We are exhausted but so proud and happy to finished the famous W trek.
So, the W trek, hard or not?
The trek in 4 days in achievable if you’re used to hiking, even a little (in average we walk 15-20km/day with height difference) and the necessary equipment. Proper hiking shoes are mandatory and technical clothes too (cotton is your enemy). Another important point to take into account is how you sleep and eat. If you chose to sleep in the refuges with the meals included, the trek is easier than if you chose to camp with your own meals. Indeed, you will sleep and eat more or less but your backpack will be more or less heavy according to your choice!
If it’s your first trek, I advise you to limit as much as possible your backpack weight (eat in the refuges, rent the tents in the campsites, etc.) and especially to test all your equipment before the trek (shoes, backpacks, etc.).
The W trek in 1 day
If you run of time, or if you couldn’t book the accommodations, it’s still possible to do some pieces of the W trek in 1 day.
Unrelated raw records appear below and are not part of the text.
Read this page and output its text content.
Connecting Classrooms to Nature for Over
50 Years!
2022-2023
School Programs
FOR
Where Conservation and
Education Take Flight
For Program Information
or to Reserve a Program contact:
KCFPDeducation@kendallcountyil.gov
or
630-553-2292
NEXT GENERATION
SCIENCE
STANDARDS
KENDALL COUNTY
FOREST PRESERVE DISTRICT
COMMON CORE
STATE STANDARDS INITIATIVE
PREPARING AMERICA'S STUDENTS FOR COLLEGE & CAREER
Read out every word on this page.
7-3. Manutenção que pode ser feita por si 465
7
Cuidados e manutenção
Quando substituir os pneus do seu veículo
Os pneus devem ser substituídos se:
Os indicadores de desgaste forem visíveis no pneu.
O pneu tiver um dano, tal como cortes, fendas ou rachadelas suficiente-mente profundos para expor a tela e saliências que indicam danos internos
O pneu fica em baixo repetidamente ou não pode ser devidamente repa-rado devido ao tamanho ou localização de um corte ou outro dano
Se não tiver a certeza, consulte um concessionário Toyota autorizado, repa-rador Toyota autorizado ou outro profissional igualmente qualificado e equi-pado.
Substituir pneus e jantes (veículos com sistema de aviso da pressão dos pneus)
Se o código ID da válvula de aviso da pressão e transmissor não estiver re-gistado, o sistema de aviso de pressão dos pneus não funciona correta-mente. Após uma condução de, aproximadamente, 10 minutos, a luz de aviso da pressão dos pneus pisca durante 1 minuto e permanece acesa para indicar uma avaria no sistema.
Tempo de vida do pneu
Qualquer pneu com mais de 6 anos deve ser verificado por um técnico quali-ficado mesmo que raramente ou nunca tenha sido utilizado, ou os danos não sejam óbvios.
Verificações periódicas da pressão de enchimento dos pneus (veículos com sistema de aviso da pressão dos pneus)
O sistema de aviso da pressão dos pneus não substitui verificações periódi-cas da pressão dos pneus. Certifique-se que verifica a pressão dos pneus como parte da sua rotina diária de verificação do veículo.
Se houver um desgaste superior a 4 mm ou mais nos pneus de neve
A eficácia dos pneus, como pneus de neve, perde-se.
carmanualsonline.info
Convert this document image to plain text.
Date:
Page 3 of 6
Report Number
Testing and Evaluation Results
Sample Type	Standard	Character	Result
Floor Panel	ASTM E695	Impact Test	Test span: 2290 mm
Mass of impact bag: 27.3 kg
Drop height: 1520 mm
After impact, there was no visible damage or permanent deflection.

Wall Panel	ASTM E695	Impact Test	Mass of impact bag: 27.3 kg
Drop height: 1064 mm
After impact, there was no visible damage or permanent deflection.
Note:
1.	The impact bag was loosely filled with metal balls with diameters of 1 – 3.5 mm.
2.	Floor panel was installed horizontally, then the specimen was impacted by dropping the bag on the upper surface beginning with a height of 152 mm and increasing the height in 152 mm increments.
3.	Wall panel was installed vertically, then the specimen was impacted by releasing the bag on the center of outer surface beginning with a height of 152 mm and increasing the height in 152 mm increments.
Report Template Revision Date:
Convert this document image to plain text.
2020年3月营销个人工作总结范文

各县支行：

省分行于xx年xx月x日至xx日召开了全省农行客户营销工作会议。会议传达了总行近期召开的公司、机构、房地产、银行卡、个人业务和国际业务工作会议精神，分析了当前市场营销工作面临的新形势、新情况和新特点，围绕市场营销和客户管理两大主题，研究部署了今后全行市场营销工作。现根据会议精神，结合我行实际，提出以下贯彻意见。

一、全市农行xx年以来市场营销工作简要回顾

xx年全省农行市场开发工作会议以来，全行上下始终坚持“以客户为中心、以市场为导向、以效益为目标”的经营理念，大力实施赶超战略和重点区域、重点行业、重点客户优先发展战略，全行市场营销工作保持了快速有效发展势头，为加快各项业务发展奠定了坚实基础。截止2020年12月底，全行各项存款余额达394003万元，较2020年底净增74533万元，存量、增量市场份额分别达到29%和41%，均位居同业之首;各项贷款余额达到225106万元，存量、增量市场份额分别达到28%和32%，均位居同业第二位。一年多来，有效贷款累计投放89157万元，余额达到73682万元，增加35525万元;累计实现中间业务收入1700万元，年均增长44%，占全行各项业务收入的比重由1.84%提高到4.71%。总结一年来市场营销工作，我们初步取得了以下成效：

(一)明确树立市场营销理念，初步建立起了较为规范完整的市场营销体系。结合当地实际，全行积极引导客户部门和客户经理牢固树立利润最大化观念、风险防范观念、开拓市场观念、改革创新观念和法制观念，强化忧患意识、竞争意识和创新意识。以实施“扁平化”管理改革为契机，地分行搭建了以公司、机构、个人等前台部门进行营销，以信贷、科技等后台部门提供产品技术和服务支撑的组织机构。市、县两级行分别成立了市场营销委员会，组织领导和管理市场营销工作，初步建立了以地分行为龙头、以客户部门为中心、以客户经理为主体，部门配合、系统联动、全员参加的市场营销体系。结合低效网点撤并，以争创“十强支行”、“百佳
You just have to leave and come back to Puerto Natales in taking the bus in the morning (7.30am) and the last bus at Torres del Paine (7 pm).
For the 1 day hike, you have 2 choices: Las Torres (my day 1) and the Grey Glacier (my day 4). The round is easily achievable in one day, even if you enjoy the landscape and rest for Las Torres and the Grey Glacier. Personally, I liked both sites and I won’t recommend you one in particular. The two sites are really different and beautiful. However, I recommend you to check the weather forecast. Even if the weather changes quickly, you can see the tendency and know if you will able to see what you’re looking for.
I hope you have now all the information you need to do the W trek. Did you do the w trek? What other advice would you give?